What we learned from our winter hike
Now we know why most people don’t hike then – and also the freezing point of mayonnaise, perhaps.
—We can always blame our niece. Elizabeth’s the one who suggested we go for a waterfall hike in the gorge in March, when sensible people are still indoors nudging their thermostats.
The Columbia River Gorge hikes all have a lot in common: They’re green, wet, and straight up. The hike Elizabeth suggested, Devil’s Rest, at least seemed to have an end point. Nothing about the name warned us off. Everyone likes rest.
And because the gorge has so much upness in it, you can get a lot of variation in a day hike. You can start at the bottom in September, with the happy, frolicking woodland critters, and emerge a mile up in January, eyes peeled for trampling caribou.
Elizabeth promised that we’d stop when we hit snow. We were only going to gain a half-mile elevation on this hike, but it’s early in the season, so we weren’t in our summer shape, and we warmed up right away.
“Can’t believe people won’t hike in the rain,” we said to each other, too smug.
“Look how beautiful it is! Why don’t people do more winter hiking?”
The snow comes abruptly when you’re hiking uphill. First you round the bend and see a little starter patch. Then more and more patches appear, until they coalesce into a snowfield with intermittent mudslides.
The weather forecast was for light rain, and sure enough there was a ton of light rain up there. Nearby trees began to disappear. After a few miles the first viewpoint presented itself as a wide spot with a sheer drop-off, beyond which squatted a cloud bank thick enough to break your fall.
It was magnificent, we assume: Somewhere below us stretched the majesty of the mighty Columbia River, churning through the basalt cliffs. Or, possibly, a tropical paradise. No way to know for sure. We stepped away from the edge and kept shlorping uphill through the snow and mud.
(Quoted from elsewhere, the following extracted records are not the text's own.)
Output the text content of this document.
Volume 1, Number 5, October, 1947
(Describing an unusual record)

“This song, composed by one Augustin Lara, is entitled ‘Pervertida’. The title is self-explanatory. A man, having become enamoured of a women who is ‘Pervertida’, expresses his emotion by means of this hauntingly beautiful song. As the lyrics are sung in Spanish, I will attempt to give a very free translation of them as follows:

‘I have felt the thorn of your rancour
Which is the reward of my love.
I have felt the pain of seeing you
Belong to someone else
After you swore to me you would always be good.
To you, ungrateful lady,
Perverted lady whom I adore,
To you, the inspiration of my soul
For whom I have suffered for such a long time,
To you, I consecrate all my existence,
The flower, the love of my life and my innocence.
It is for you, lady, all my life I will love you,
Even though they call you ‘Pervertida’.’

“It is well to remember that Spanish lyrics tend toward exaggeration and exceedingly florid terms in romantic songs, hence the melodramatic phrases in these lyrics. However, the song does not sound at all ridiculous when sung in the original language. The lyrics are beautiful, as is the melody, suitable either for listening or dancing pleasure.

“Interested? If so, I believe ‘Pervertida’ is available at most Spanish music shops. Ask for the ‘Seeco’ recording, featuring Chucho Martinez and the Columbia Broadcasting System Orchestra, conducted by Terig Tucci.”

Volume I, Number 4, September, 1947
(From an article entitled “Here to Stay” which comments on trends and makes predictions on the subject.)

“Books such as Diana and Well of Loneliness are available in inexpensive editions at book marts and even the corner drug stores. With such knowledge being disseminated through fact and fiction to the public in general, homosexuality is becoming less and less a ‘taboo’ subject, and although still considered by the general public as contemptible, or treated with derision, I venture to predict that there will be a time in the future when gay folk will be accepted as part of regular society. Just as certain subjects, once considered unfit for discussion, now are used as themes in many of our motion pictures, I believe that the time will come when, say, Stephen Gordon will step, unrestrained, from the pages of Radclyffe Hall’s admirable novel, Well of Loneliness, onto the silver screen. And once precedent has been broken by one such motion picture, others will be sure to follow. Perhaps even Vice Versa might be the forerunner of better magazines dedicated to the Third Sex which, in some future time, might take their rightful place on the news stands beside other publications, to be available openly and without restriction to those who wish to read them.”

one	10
Devil’s Rest turned out to be a view-free bunch of boulders in the forest at a point high enough to funnel gusts of sleet in our direction. We zipped up, hunched over our sandwiches, and speculated about the freezing point of mayonnaise.
My husband, Dave, through clenched teeth, sent out something about Elizabeth and me being entirely too gung-ho. I mentioned brightly that the guidebook said there was a different way down, conceivably through Tahiti, and that we should be able to make out trail signs.
We peered through the fog and finally noticed signs – of hypothermia – and went down the way we came, with the mighty Columbia rumbling below and Dave grumbling behind. Periodically the snow, mud, and momentum sent him ricocheting past us down the trail until he was able to stop his slide with a Douglas fir tree.
“I thought,” he said tightly, at one point, peeling bark from his beard, “we were going to stop when we hit snow.”
Elizabeth explained. Usually, when you hit snow, it’s passable for a while, and then it suddenly gets too deep to traverse, and that’s when we were going to turn back. This snow, however, had remained thin, albeit slick.
“So,” Dave said, “what you meant was, we would go until the snow was in fact impassable, and at that point we would not continue passing. We would not, as you say, violate any laws of physics. Is that it?”
“Right,” Elizabeth said. “You OK?” she called down.
He was probably OK. He didn’t say much the rest of the way down. We got to the car and cranked up the heater until we’d knocked the rime off the interior of our cell walls.
“That was great!” Elizabeth chirped when her larynx defrosted. “It’ll be even better next time,” she said, poking Dave, until he seized her by the poking finger.
He had an opinion already thawed out.